Euro steadied against dollar near seven-week lows as investors shun new positions ahead of German sentiment data.
EUR/USD last traded at 1.1032, after closing down 0.25% on Friday to seven-week lows at 1.1019.
Euro lost 0.6% last week, the fourth weekly loss in a row and the longest such streak since October.
Bets are increasing for a European rate cut, widening the gap further between US and European monetary policies and weakening euro.
US President Donald Trump also threatened to put tariffs on European products if no "fair" trade deal was reached.
Later today, an index tracking German business sentiment is expected up to 97.1 in January from 96.3.
Japanese stocks tumbled 2% with New Zealand stocks down as well amid concerns over the spreading Coronavirus from China, with most indices closed for the Lunar New Year in Asia.
Japan's TOPEX fell 1.53% to 1,703.96, while Nikkei 225 dropped 1.91% to 23,372.06, as New Zealand's NZX 50 shed 0.44% to 11,825.62.

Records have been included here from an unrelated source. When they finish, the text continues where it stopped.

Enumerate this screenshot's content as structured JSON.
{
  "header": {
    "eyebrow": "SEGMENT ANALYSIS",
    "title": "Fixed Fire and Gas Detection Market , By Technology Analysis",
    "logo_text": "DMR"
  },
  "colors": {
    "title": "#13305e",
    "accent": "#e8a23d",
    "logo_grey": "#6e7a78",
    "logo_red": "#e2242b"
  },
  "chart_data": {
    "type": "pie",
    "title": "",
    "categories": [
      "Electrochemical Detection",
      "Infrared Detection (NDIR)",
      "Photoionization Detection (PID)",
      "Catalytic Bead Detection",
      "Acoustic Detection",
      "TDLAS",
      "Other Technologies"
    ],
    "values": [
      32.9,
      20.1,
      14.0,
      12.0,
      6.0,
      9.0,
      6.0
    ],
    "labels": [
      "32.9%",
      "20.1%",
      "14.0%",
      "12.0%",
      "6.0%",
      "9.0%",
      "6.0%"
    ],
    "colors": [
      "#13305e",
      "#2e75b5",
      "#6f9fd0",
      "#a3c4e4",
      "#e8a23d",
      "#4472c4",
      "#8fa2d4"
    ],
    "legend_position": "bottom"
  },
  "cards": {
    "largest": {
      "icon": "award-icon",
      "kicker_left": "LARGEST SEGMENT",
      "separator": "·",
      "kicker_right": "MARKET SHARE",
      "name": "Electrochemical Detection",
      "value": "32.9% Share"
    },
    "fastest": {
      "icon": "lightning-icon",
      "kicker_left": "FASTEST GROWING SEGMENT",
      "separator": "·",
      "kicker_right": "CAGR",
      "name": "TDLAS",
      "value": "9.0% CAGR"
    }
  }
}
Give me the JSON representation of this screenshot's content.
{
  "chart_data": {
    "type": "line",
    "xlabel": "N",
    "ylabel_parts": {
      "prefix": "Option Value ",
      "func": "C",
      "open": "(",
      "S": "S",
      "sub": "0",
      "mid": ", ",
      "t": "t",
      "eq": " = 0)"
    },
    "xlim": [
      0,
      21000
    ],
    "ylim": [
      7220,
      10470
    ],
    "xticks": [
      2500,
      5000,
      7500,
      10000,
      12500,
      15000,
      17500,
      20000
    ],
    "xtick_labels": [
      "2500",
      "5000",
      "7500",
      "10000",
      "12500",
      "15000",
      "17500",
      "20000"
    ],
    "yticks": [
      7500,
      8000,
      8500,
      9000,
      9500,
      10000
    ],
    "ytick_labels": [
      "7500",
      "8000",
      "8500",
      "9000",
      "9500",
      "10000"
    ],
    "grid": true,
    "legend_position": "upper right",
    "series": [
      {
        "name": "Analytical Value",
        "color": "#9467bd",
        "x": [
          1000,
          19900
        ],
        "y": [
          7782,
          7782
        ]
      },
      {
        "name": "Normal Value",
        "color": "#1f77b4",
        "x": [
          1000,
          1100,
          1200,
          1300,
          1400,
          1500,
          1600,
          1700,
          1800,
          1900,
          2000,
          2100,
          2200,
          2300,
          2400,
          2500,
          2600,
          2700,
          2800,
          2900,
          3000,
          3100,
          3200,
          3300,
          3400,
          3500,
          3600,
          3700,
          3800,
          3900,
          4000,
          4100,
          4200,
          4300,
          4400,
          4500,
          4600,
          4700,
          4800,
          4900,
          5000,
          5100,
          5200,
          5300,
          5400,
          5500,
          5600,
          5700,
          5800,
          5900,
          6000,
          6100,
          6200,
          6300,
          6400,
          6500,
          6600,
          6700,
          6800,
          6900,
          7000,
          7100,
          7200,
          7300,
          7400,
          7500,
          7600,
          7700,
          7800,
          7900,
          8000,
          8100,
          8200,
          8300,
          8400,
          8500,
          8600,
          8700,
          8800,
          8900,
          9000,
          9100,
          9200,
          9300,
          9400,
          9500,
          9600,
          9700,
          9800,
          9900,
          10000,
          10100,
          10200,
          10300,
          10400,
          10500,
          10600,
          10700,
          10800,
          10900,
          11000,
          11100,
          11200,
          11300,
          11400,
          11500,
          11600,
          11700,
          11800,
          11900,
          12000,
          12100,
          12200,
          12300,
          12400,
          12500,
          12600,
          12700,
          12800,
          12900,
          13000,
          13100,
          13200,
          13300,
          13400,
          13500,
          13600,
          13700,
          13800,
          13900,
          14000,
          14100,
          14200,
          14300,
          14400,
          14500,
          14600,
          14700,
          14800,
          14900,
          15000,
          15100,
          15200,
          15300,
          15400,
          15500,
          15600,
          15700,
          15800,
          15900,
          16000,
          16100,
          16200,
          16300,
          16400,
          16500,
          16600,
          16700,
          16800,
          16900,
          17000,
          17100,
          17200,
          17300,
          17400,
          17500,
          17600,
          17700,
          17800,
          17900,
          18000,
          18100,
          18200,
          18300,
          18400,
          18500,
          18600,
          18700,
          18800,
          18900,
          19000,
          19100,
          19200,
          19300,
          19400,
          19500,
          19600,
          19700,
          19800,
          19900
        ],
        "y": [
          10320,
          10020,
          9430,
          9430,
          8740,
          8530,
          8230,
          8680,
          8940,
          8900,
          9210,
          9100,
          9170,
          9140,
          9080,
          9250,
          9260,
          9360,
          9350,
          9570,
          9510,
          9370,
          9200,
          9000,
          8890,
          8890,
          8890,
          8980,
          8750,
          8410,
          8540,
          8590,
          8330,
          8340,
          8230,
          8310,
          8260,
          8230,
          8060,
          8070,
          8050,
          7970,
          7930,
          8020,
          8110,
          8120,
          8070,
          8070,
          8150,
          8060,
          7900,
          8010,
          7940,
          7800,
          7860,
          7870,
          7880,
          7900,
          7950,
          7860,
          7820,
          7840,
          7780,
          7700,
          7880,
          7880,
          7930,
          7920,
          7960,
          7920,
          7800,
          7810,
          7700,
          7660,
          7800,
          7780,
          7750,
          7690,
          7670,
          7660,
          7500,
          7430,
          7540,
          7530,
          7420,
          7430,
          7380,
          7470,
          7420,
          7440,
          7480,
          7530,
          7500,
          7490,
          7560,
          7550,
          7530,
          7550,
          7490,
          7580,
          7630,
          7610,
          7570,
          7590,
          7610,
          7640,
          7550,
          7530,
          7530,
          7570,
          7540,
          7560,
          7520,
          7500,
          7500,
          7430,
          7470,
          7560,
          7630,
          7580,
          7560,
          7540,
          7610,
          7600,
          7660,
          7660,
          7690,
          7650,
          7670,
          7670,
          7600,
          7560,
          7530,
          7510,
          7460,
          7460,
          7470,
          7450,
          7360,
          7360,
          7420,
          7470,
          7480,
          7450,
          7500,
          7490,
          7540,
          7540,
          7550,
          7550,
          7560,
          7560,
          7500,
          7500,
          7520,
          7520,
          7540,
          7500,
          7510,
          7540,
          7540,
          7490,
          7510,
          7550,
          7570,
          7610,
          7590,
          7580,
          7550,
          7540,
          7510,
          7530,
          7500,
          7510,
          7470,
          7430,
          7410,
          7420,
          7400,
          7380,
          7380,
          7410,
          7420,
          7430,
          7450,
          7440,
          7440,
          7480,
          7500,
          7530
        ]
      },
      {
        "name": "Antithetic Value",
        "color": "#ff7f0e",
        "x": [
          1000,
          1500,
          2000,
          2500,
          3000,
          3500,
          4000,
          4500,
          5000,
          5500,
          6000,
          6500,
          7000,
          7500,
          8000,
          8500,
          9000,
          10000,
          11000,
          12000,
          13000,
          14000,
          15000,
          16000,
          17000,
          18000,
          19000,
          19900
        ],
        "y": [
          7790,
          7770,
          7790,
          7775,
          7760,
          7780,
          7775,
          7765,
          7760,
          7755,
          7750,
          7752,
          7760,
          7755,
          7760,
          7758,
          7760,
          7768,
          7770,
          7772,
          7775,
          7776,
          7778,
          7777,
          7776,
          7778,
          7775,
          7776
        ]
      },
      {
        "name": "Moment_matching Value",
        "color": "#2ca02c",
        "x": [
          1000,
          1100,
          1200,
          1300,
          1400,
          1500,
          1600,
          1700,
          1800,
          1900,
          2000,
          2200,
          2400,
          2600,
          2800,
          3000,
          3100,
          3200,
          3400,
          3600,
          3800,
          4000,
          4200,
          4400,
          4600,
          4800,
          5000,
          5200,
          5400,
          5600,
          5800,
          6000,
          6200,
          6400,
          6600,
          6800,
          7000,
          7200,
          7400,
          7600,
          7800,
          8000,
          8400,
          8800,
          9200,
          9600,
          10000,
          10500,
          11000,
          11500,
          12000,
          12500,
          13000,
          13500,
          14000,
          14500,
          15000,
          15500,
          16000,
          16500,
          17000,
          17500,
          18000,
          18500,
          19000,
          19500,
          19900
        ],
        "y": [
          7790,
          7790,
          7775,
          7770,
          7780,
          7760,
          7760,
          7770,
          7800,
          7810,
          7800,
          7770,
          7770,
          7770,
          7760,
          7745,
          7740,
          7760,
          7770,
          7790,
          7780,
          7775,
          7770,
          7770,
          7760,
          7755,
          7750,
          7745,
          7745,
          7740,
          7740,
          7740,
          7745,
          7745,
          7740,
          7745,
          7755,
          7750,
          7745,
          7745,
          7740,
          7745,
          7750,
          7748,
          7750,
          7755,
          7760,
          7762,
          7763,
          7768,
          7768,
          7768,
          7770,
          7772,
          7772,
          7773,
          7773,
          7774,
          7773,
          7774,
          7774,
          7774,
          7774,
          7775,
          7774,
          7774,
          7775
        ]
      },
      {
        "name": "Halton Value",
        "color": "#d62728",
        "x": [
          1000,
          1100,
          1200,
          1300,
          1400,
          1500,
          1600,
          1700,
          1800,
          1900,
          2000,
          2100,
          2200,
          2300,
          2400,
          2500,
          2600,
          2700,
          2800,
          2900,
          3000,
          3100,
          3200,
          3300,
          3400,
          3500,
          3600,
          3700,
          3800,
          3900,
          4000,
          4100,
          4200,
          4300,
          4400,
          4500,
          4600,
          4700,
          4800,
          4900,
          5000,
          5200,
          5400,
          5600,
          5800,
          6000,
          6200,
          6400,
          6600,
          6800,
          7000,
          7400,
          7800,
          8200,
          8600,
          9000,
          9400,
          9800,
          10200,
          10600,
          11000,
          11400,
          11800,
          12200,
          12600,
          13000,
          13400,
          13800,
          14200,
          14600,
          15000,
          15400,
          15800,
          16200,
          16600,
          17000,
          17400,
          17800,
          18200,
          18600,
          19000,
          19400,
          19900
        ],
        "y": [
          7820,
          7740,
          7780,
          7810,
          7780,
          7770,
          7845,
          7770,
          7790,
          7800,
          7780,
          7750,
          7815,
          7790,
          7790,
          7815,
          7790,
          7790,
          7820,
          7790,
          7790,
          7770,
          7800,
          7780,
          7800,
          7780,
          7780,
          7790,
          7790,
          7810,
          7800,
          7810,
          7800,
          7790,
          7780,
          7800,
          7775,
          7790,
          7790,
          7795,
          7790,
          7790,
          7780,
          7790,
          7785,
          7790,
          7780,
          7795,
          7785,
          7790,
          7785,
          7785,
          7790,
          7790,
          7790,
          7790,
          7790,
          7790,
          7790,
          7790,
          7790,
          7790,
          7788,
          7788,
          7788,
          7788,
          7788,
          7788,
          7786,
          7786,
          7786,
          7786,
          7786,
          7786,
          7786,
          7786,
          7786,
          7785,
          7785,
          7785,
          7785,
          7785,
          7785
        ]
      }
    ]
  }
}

USD/JPY tilted higher in Asian trade off January 8 lows, ahead of US housing data and amid growing concerns over the spread of the Coronavirus.
As of 05:57 GMT, USD/JPY rose 0.05% to 109.07, after marking three-week lows at 108.73.
Federal Reserve Bank of New York President John Williams is due to deliver opening remarks at the Puerto Rico Pitch Program in San Juan, while US new home sales are expected up 1.6% to 731 thousand units in December.
Next Thursday we will see data on US GDP for the fourth quarter, expected up to 2.2% from 2.1% in the third quarter.
The Federal Reserve will hold its January 28-29 meeting in Washington, expected to maintain rates at below 1.75%.
Otherwise, China warned the Coronavirus's spread is gaining pace, noting over 2700 infected cases and more than 80 deaths so far.
The World Health Organization declared the virus an emergency from China, while Canada announced its first case and the US its fifth case.